You know, you had first dibs, because you called that day first, and you're my best friend.
But she is too.
And as for the room, well, nothing is going to die if I don't clean it instantly, so get over it.
You know, I can't just be all "work work work" all the time. I need to relax once in a while. I have not laughed -- And I don't just mean the giggle giggle kind of laugh or the snickery kind or even the pfft! kind of laughter, I mean seriously laughed out loud -- since that stupid task was given to me. I can't take your words of comfort because they're all "don't worry about anything at all (except this)." and "It'll be alright (If you work on this every night)"
DRIVING ME INSANE!

Sunday, November 20, 2005

I can wait but I can't win

This is ludacris.
I am doing something that will affect the rest of my life for someone else, and you know what? They have the nerve to complain about how I am doing it. The person who said "Take your time, don't rush this" is now demanding that I go through with this right away. I just don't freaking get it. Thanksa-freaking-lot.
They're starting to get off of my back about it just now. At least improvement is starting to happen.

Saturday, November 19, 2005

Turn round

Yesterday God completely shifted my day. It went from me feeling dreadful to me getting a terrible phone call about one of my friends (your prayers are welcome) to having the best time with a few friends. It's honestly amazing how He can do that.

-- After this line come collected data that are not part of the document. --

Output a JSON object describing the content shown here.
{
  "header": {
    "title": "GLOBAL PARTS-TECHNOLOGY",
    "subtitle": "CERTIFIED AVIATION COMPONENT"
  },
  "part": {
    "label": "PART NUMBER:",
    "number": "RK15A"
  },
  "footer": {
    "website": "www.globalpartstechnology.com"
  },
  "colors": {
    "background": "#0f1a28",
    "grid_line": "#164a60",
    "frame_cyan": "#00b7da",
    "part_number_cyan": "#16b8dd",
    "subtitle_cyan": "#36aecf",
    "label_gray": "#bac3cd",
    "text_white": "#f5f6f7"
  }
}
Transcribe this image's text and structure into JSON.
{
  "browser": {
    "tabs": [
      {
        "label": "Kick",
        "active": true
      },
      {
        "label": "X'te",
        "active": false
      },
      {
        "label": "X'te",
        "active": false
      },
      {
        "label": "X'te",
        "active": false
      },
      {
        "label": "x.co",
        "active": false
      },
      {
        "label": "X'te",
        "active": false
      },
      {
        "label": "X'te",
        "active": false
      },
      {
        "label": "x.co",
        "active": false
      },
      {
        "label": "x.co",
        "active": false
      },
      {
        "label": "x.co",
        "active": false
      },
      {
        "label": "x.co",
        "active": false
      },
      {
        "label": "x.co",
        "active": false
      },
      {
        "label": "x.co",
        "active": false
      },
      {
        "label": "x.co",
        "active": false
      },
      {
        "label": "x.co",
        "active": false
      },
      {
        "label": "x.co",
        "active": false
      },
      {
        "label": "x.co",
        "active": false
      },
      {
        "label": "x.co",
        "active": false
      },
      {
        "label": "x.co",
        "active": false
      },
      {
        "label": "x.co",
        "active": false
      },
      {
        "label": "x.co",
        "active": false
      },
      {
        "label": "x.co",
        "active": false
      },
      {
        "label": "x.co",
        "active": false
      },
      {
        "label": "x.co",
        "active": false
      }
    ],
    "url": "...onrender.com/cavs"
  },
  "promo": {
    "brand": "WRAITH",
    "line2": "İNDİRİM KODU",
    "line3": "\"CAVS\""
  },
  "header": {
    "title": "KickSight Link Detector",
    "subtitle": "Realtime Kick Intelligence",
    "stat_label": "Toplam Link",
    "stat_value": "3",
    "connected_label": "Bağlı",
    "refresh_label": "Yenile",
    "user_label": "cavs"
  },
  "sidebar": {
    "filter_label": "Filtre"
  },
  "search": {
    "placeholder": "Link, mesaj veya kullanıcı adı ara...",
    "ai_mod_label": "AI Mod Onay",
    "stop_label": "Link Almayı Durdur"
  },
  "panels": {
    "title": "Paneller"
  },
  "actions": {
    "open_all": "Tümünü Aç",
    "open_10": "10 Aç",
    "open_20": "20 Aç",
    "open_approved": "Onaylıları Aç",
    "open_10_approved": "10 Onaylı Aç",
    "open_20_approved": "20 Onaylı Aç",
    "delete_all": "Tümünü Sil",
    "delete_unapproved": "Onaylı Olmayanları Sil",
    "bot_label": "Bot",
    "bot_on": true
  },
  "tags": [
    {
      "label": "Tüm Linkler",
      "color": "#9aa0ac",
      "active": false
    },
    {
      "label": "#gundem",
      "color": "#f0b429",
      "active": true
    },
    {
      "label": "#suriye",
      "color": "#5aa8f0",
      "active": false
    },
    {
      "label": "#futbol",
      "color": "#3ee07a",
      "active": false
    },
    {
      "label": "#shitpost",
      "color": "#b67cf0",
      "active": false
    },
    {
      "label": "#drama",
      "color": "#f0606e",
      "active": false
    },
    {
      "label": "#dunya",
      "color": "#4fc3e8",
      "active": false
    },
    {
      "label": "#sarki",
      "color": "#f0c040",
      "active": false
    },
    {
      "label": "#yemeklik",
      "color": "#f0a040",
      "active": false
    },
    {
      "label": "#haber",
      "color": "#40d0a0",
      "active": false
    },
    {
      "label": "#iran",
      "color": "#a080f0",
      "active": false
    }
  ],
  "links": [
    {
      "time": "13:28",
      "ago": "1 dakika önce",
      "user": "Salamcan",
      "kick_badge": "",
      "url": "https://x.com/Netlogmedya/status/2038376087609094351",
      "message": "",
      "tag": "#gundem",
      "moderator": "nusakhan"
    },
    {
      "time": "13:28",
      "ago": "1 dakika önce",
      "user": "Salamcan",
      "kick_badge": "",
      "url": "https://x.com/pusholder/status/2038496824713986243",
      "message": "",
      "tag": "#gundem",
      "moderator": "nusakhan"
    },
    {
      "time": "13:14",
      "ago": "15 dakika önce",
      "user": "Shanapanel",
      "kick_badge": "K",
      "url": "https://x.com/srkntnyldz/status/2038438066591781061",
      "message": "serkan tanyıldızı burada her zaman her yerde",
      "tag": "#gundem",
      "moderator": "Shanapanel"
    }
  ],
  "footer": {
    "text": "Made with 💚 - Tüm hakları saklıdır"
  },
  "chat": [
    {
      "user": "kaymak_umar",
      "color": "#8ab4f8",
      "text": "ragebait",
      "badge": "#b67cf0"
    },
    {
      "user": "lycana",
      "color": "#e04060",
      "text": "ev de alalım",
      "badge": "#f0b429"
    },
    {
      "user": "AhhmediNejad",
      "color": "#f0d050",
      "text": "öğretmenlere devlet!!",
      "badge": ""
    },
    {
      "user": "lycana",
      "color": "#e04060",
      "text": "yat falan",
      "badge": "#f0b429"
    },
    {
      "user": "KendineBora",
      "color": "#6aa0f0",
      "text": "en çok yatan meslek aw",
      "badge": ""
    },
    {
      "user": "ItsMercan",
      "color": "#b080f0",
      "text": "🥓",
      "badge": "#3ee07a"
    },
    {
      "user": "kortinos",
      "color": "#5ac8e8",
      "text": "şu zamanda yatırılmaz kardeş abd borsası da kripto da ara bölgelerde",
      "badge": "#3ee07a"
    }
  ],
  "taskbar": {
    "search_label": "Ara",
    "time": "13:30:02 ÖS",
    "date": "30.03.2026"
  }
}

On a random note, I am going to pick up the book All the Hits So Far By Bradley Hathaway. Freaking right.
I've decided that I'm going to post some of my photoshop artwork here soon.
Soon...

Friday, November 18, 2005

I'd put it on my own body if I knew how to

Be okay.






Please...

Memo is out

spammers suck.
From now on you have to belong to my journal to be able to comment.

Ah, look at all the lonely people

So it's a bit more than obvious that this is my first post.